Sekülerlik, "bu dünya için, bu dünya aracılığıyla, bu dünya sınırları içinde" bir hayat kurma iddiasındadır.

  • Ahlaki görecelilik: Tanrı olmadığı için mutlak doğrular yoktur.

  • Kozmik anlamsızlık: Evrenin bir amacı yoktur, dolayısıyla insan da anlamını kendi icat eder.

  • Haz ve verimlilik odaklı hayat: Mutluluk, bedensel ve duygusal tatminle ölçülür.

  • Özgürlük fetişizmi: Kutsal, ahiret veya ilahî sınırlar kabul edilmez.

Bu anlayış, Batı Aydınlanması sonrası pozitivist bilimsel düşünceyle birlikte kurumsallaşmış ve modern dünyanın egemen ideolojisine dönüşmüştür.


2. Seküler Bireyin Hayattaki Motivasyonları

a) Bireysel Kariyer, Statü ve "Kendini Gerçekleştirme" Safsatası

Modern seküler birey için en yüce amaç, "kendini gerçekleştirme" adı altında maddi güç, sosyal statü ve mesleki başarıdır. Bu kavram, Abraham Maslow’un ihtiyaçlar teorisinde en üst basamakta yer alır ve kişinin potansiyelini yaşaması olarak tanımlanır. Ancak bu söylem zamanla şu üç safsatayı doğurmuştur:

Bireyin tanrılaştırılması: Kendi tutkularını, isteklerini en yüce değer sayan insan tipi ortaya çıkmıştır. Bu, nefsin ilah edinilmesi anlamına gelir (bkz: Furkan, 43).

Sınırsız özgürlük yanılgısı: “Ben ne istersem oyum” anlayışı, tüm kutsal ve ahlaki sınırları yıkmıştır.
Hazzı hakikat yerine koymak: Nefsini tatmin eden kişi, “kendimi gerçekleştirdim” sanmaktadır.
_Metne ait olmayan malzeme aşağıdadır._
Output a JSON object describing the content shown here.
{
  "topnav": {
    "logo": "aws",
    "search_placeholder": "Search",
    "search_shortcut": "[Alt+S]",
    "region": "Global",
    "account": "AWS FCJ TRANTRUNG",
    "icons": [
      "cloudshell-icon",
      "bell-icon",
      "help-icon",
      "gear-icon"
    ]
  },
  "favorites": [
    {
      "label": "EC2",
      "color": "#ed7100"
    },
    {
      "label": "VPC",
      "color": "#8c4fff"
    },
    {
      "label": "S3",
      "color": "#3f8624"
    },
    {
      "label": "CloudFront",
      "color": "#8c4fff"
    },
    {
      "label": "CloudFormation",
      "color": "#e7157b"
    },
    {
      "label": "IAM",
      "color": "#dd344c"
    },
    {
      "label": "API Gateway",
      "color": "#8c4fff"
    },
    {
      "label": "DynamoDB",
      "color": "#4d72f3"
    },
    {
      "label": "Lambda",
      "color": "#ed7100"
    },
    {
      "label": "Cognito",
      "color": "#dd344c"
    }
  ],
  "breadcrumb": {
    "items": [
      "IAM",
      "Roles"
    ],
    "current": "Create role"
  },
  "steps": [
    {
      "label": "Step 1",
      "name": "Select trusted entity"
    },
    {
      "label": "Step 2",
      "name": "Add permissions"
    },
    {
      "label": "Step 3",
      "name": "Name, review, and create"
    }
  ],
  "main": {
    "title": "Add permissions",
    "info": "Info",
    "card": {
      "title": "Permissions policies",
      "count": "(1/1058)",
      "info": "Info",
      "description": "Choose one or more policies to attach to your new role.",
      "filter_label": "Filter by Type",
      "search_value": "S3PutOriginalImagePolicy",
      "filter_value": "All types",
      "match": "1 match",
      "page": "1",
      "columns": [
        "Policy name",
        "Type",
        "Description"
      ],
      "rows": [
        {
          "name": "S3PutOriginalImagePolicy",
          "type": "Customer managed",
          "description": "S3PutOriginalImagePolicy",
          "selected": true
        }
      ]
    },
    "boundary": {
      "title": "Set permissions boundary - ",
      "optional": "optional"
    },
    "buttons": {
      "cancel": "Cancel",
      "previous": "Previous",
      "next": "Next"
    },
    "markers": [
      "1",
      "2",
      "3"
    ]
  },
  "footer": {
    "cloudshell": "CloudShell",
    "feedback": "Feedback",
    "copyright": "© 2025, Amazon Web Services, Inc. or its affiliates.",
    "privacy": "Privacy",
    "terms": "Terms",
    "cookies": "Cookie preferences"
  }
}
Oysa bu, heva uğruna kendini tüketmektir.

Kur’an’ın gösterdiği yol ise bunun tam tersidir:

"Nefsini arındıran gerçekten kurtuluşa ermiştir." (Şems, 9)


Gerçek “kendini gerçekleştirme”, Allah’a yönelmek ve nefsini terbiye ederek kemale ermekle mümkündür.

Seküler zihin, bu geçici dünya için sahte bir özgürlük ve anlam peşinde koşarken, aslında kendi ebedi azabını satın alır. Kur’an’ın ifadesiyle:


“Onlar cehenneme gideceklerdir. Orası ne kötü bir varış yeridir.” (Âl-i İmrân, 162)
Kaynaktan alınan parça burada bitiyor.